Something is not quite right here...
This lady is undergoing a gastroscopy
WHAT IS THE LIKELY DIAGNOSIS?
■ Cirrhosis and portal hypertension
■ Splenic vein thrombosis
Gives you gastric varices!
■ Hepatic vein thrombosis
Pts present with ascites and normal LFT's!
■ SVC obstruction
Too easy perhaps?
‘Downhill oesophageal varices’ are associated with superior vena cava (SVC) obstruction or obstruction or as in this particular endoscopic case, a clot in the right brachiocephalic, subclavian and axillary veins. I thought that just showing the oesophagus would make the question too difficult and therefore added the photo of a patient with SVC obstruction. Perhaps this made it too easy ☺!

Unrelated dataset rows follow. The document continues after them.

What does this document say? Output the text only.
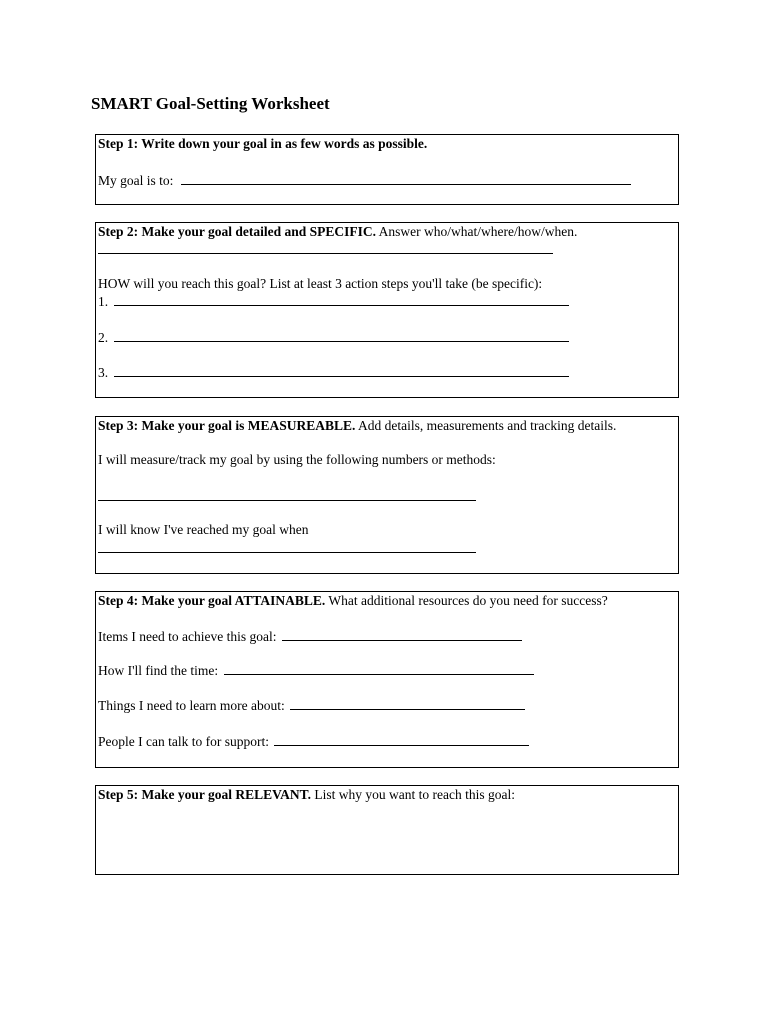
SMART Goal-Setting Worksheet
Step 1: Write down your goal in as few words as possible.
My goal is to:
Step 2: Make your goal detailed and SPECIFIC. Answer who/what/where/how/when.
HOW will you reach this goal? List at least 3 action steps you'll take (be specific):
1.
2.
3.
Step 3: Make your goal is MEASUREABLE. Add details, measurements and tracking details.
I will measure/track my goal by using the following numbers or methods:
I will know I've reached my goal when
Step 4: Make your goal ATTAINABLE. What additional resources do you need for success?
Items I need to achieve this goal:
How I'll find the time:
Things I need to learn more about:
People I can talk to for support:
Step 5: Make your goal RELEVANT. List why you want to reach this goal:
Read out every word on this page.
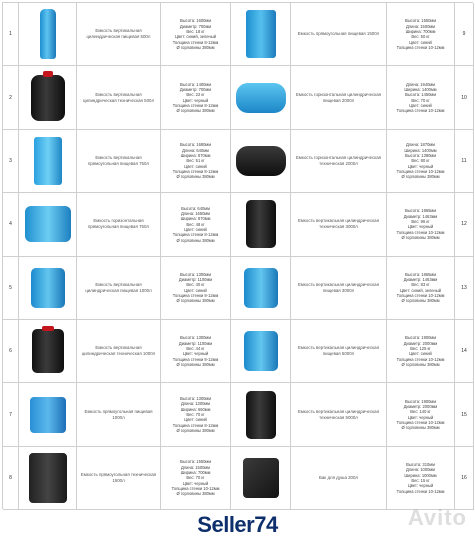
1
Емкость вертикальная цилиндрическая пищевая 500л
Высота: 1600мм
Диаметр: 700мм
Вес: 18 кг
Цвет: синий, зеленый
Толщина стенки 8-12мм
Ø горловины 380мм
Емкость прямоугольная пищевая 1500л
Высота: 1550мм
Длина: 1500мм
Ширина: 700мм
Вес: 50 кг
Цвет: синий
Толщина стенки 10-12мм
9
2
Емкость вертикальная цилиндрическая техническая 500л
Высота: 1400мм
Диаметр: 700мм
Вес: 22 кг
Цвет: черный
Толщина стенки 8-12мм
Ø горловины 380мм
Емкость горизонтальная цилиндрическая пищевая 2000л
Длина: 1940мм
Ширина: 1400мм
Высота: 1450мм
Вес: 70 кг
Цвет: синий
Толщина стенки 10-12мм
10
3
Емкость вертикальная прямоугольная пищевая 750л
Высота: 1680мм
Длина: 640мм
Ширина: 870мм
Вес: 51 кг
Цвет: синий
Толщина стенки 8-12мм
Ø горловины 380мм
Емкость горизонтальная цилиндрическая техническая 2000л
Длина: 1870мм
Ширина: 1400мм
Высота: 1390мм
Вес: 80 кг
Цвет: черный
Толщина стенки 10-12мм
Ø горловины 380мм
11
4
Емкость горизонтальная прямоугольная пищевая 750л
Высота: 640мм
Длина: 1650мм
Ширина: 870мм
Вес: 48 кг
Цвет: синий
Толщина стенки 8-12мм
Ø горловины 380мм
Емкость вертикальная цилиндрическая техническая 3000л
Высота: 1865мм
Диаметр: 1463мм
Вес: 96 кг
Цвет: черный
Толщина стенки 10-12мм
Ø горловины 380мм
12
5
Емкость вертикальная цилиндрическая пищевая 1000л
Высота: 1300мм
Диаметр: 1100мм
Вес: 40 кг
Цвет: синий
Толщина стенки 8-12мм
Ø горловины 380мм
Емкость вертикальная цилиндрическая пищевая 3000л
Высота: 1865мм
Диаметр: 1463мм
Вес: 83 кг
Цвет: синий, зеленый
Толщина стенки 10-12мм
Ø горловины 380мм
13
6
Емкость вертикальная цилиндрическая техническая 1000л
Высота: 1300мм
Диаметр: 1100мм
Вес: 44 кг
Цвет: черный
Толщина стенки 8-12мм
Ø горловины 380мм
Емкость вертикальная цилиндрическая пищевая 5000л
Высота: 1900мм
Диаметр: 2000мм
Вес: 125 кг
Цвет: синий
Толщина стенки 10-12мм
Ø горловины 380мм
14
7
Емкость прямоугольная пищевая 1000л
Высота: 1300мм
Длина: 1300мм
Ширина: 660мм
Вес: 70 кг
Цвет: синий
Толщина стенки 8-12мм
Ø горловины 380мм
Емкость вертикальная цилиндрическая техническая 5000л
Высота: 1900мм
Диаметр: 2000мм
Вес: 140 кг
Цвет: черный
Толщина стенки 10-12мм
Ø горловины 380мм
15
8
Емкость прямоугольная техническая 1500л
Высота: 1550мм
Длина: 1500мм
Ширина: 700мм
Вес: 70 кг
Цвет: черный
Толщина стенки 10-12мм
Ø горловины 380мм
Бак для душа 200л
Высота: 310мм
Длина: 1000мм
Ширина: 1000мм
Вес: 15 кг
Цвет: черный
Толщина стенки 10-12мм
16
Seller74	Avito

Venous drainage of the oesophagus is through the azygos and hemiazygos veins (see below). When there is thrombus, retrograde flow pushes blood towards the heart via collateral channels. If the obstruction is above the level of the azygous vein, varices develop in the upper oesophagus. However, if the clot is below, or involves the azygous vein, varices will form along the entire oesophagus.
Bleeding is rare as varices in the proximal oesophagus are situated deeper within the submucosa than distal varices. However, if you are asked to deal with bleeding, you need to place bands at the proximal end of the varix.
Sclerotherapy is contraindicated in the high oesophagus because of the risk of spinal cord infarction and vertebral infarction. Glue injection should also be avoided as there has been a case report of a massive PE.